Loucura, Hereditariedade e Queda: a Teoria da Degenerescência.


Surge a primeira especialidade médica: a psiquiatria. Pela primeira vez um grupo de médicos se reuni para estudar um grupamento humano com ‘problemas’ semelhantes, e então a preocupação com os ditos loucos começa a ganhar forma. Mas a questão é… de onde vem essa loucura? O que a causa? Até então, as teorias existentes que tentavam explicar tal fenômeno falavam apenas de uma causação, que seriam os ditos “problemas morais”. Ou seja: o que isso tem a ver com a medicina? Área de conhecimento fundada na etiologia biológica? Está aí o pulo do gato. É essa lacuna que Bénédict Augustin Morel (1809-1873) vai tentar preencher. Morel, psiquiatra franco-austríaco nascido no início do século XIX, em sua preocupação com os alienados, vai estudar as causas do fenômeno da loucura e desenvolver uma teoria que mais tarde vai conferir a especialidade médica, que se ocupa destes alienados – no caso, a psiquiatria – cientificidade e legitimidade, características necessárias para uma área de conhecimento ter visibilidade no campo dos saberes. Com isso, fundamenta a teoria da degenerescência, uma etiologia de fundamentação biológica da loucura.

Aproveitamos a oportunidade para falar do contexto histórico que vai nutrir as idéias de Morel e ajudá-lo na elaboração de sua teoria. O que se apresentava como determinação política nesse momento no mundo, e principalmente na Europa, eram os preceitos da Revolução Francesa (1789): liberdade, igualdade e fraternidade. O século XIX vem cheio de projetos para dar conta do mundo caótico pós-napoleônico, e fazer valer estes preceitos era sua máxima. No entanto, tendo-se o ser humano como ser singular, que difere e muda constantemente e ainda, face às oportunidades de trabalho desiguais, condições de vida social insalubres, entre outras características, percebia-se que a tal igualdade estava longe de ser alcançada. Era preciso elaborar teorias e pensar sobre toda diversidade humana, pensar o que fazer com aqueles os quais não se adaptavam às condições desiguais impostas pela realidade econômica e política. A teoria da degenerescência toca exatamente nesse ponto, na classificação dos sujeitos e seus comportamentos inadequados.
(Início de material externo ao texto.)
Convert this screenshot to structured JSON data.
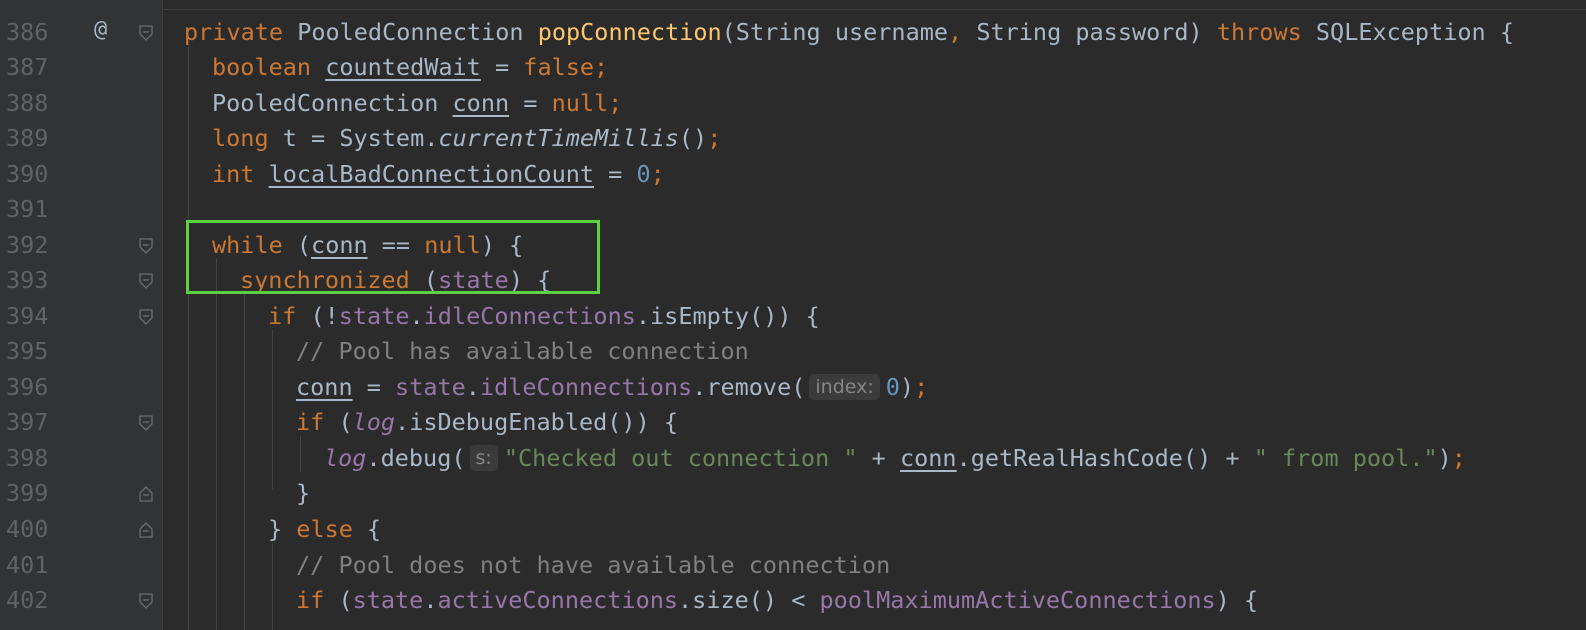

Com isso, a teoria de Morel além de dar sustentação cientifica para a psiquiatria, dá uma explicação acerca dos problemas que o mundo democrático recém nascido não dava conta. O fator desigualdade não poderia ser culpa do Estado, logo, esta era de responsabilidade do próprio sujeito degenerado, o qual Morel descreve em sua teoria.

Igualdade Social: um valor a ser questionado.

Igualdade Social: um valor a ser questionado.

Tendo como ponto de partida o termo degeneração/degenerescência, o psiquiatra, a partir diversos estudos na área, que se apresentavam em seu contexto histórico – referenciando principalmente Charles Darwin e sua teoria evolucionista da espécies –  aponta para a grande variabilidade da espécie humana, ou seja, suas singularidades.  Contudo isso significa dizer que esta tal singularidade, caracteriza não uma qualidade adaptativa – como aponta a teoria de Darwin, com o transformismo das espécies ao longo dos anos – mas sim um traço degenerado, o qual é potencialmente prejudicial à saúde (principalmente a saúde mental) do indivíduo e das pessoas ao seu redor. A degeneração na espécie se dá a partir do ponto de vista da existência de um ser primordial, primitivo, perfeito e saudável – um ser humano ideal, à imagem de deus, num viés bem criacionista mesmo -, que uma vez diferente, se torna doente. Este traço da degenerescência é sempre um traço doentio, sempre um traço patológico. Nesse momento, os estudos sobre a Hereditariedade, que circundavam o contexto teórico da época, concedem a Morel a justificativa biológica necessária para as causas da loucura. Em tais estudos, o indivíduo degenerado transmitia a seus descendentes os seus traços “doentes” – ou seja, traços que são características comportamentais não aceitas pela sociedade -, proliferando-se assim gerações de seres degenerados. No entanto, essa transmissão era temporária, pois os descendentes dos degenerados, em certo momento gerariam sujeitos estéreis e logo o traço doente se extinguiria, usando suas próprias palavras: “que coisa maravilhosa”. O que é importante colocar é que de alguma maneira essa noção de esterilidade seguida da extinção dos degenerados era imperativa, pois para pensar toda uma geração de degenerados, uma especialidade médica que se propunha a “cuidar”, sem o vislumbre de cura ou ainda extinção, traria em si o “germe da inutilidade” do trabalho psiquiátrico, analisando o contexto da proposta de Morel e da construção do novo saber da medicina.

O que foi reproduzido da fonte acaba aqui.